The 500kg quadrant bales are sold to dairy farmers for £200-240/t, depending on distance. They are delivered in 20t loads on lorries with curtain sides to prevent leaf being lost in transport.
This autumn the first 20ha Mr Gittins sowed four years ago will return to standing cropping. He is keen to see what impact this will have on soil fertility.
“We will be sowing wheat after lucerne this autumn. We are hoping to see a reduction in variable costs from reduced fertiliser and spray requirements, and a possible increase in yield due to improved soil health and structure.”

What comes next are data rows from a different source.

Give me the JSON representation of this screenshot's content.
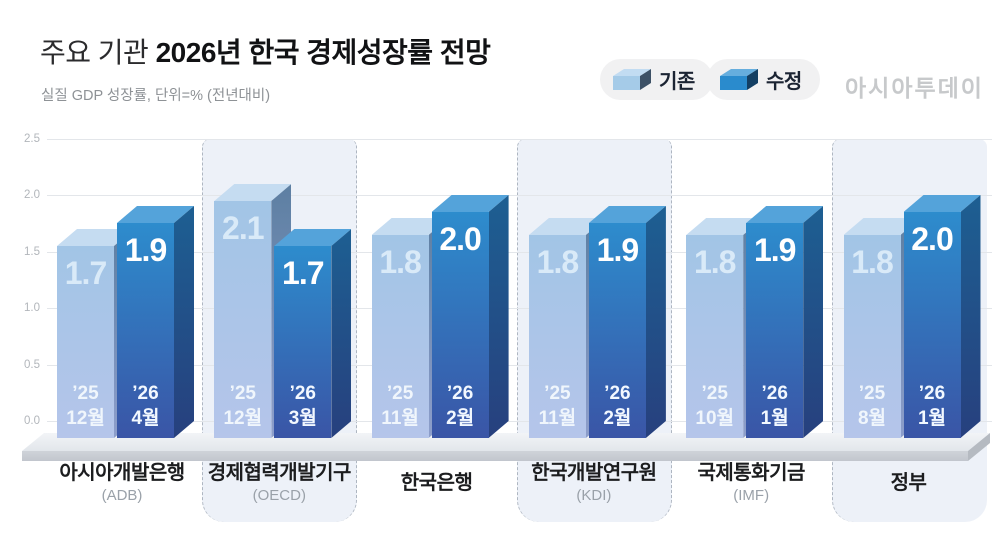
{
  "header": {
    "title_prefix": "주요 기관 ",
    "title_main": "2026년 한국 경제성장률 전망",
    "subtitle": "실질 GDP 성장률, 단위=% (전년대비)",
    "logo": "아시아투데이"
  },
  "legend": {
    "items": [
      {
        "label": "기존",
        "series": "prev"
      },
      {
        "label": "수정",
        "series": "revised"
      }
    ]
  },
  "axis": {
    "ticks": [
      "0.0",
      "0.5",
      "1.0",
      "1.5",
      "2.0",
      "2.5"
    ]
  },
  "colors": {
    "prev": {
      "front_top": "#a2c5e6",
      "front_bottom": "#b5c5ea",
      "top": "#c5dcf1",
      "side_top": "#5d7fa2",
      "side_bottom": "#8d9ecb",
      "value_text": "#d9eaf8",
      "period_text": "#f0f6fc"
    },
    "revised": {
      "front_top": "#2d8ccd",
      "front_bottom": "#3a55a6",
      "top": "#54a3da",
      "side_top": "#1d5f92",
      "side_bottom": "#27407e",
      "value_text": "#ffffff",
      "period_text": "#f2f8ff"
    },
    "legend_prev": {
      "front": "#a5cbe8",
      "top": "#c2dcf2",
      "side": "#3d5166"
    },
    "legend_revised": {
      "front": "#2a8bcd",
      "top": "#66aede",
      "side": "#133f63"
    },
    "panel_bg": "#edf1f8",
    "grid": "#e3e6ea",
    "floor_front": "#c8ccd2"
  },
  "chart_data": {
    "type": "bar",
    "title": "주요 기관 2026년 한국 경제성장률 전망",
    "ylabel": "실질 GDP 성장률, 단위=% (전년대비)",
    "ylim": [
      0,
      2.5
    ],
    "ytick_step": 0.5,
    "grid": true,
    "legend_position": "top-right",
    "series_names": [
      "기존",
      "수정"
    ],
    "groups": [
      {
        "name": "아시아개발은행",
        "sub": "(ADB)",
        "highlight": false,
        "bars": [
          {
            "series": "기존",
            "year": "’25",
            "month": "12월",
            "value": 1.7
          },
          {
            "series": "수정",
            "year": "’26",
            "month": "4월",
            "value": 1.9
          }
        ]
      },
      {
        "name": "경제협력개발기구",
        "sub": "(OECD)",
        "highlight": true,
        "bars": [
          {
            "series": "기존",
            "year": "’25",
            "month": "12월",
            "value": 2.1
          },
          {
            "series": "수정",
            "year": "’26",
            "month": "3월",
            "value": 1.7
          }
        ]
      },
      {
        "name": "한국은행",
        "sub": "",
        "highlight": false,
        "bars": [
          {
            "series": "기존",
            "year": "’25",
            "month": "11월",
            "value": 1.8
          },
          {
            "series": "수정",
            "year": "’26",
            "month": "2월",
            "value": 2.0
          }
        ]
      },
      {
        "name": "한국개발연구원",
        "sub": "(KDI)",
        "highlight": true,
        "bars": [
          {
            "series": "기존",
            "year": "’25",
            "month": "11월",
            "value": 1.8
          },
          {
            "series": "수정",
            "year": "’26",
            "month": "2월",
            "value": 1.9
          }
        ]
      },
      {
        "name": "국제통화기금",
        "sub": "(IMF)",
        "highlight": false,
        "bars": [
          {
            "series": "기존",
            "year": "’25",
            "month": "10월",
            "value": 1.8
          },
          {
            "series": "수정",
            "year": "’26",
            "month": "1월",
            "value": 1.9
          }
        ]
      },
      {
        "name": "정부",
        "sub": "",
        "highlight": true,
        "bars": [
          {
            "series": "기존",
            "year": "’25",
            "month": "8월",
            "value": 1.8
          },
          {
            "series": "수정",
            "year": "’26",
            "month": "1월",
            "value": 2.0
          }
        ]
      }
    ]
  }
}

Site Must be established into free-draining soil with a pH of 6.2-6.4 and soil indices of at least 2 for potash and phosphate.
Selecting a variety Choose a dormancy rating of 4-5 and a variety with a thin stem to promote synergistic wilting speed with the leaf.
Fertiliser Requires 8kg of phosphate and 30kg of potash per tonne grown. It fixes its own nitrogen, so it requires fertiliser only where it follows a nitrogen-hungry crop such as wheat.
Cost £1,100-1,200/ha to establish (includes seed and machinery costs). Input requirements are very low and would suit organic farms.
Establishment Requires a tight, finely compacted seed-bed. Three options for sowing: Drill it; broadcast the seed and run over it with power harrow, then roll it; or sow with a nurse crop such as spring barley (at 50-75% rate) to help it outcompete weeds. When the barley is 7.5-10cm, lucerne should be drilled and spring barley can be whole-cropped.
Seed depth No deeper than 1cm as the seed is small and won’t emerge if deeper.
Timing Sow from 15 April onwards into warm soil.
Harvest Cut the crop no lower than 7-10cm from the base. The base is high in lignin, which can’t be digested by the cow. Wilt for 24-36hours, weather dependent. Can be baled or clamped.
Additive Crop is high in protein, so an additive is recommended to rapidly bring down pH.
Persistency 4-6 years.
Expected yield 12-14t DM/ha at 18-25% protein.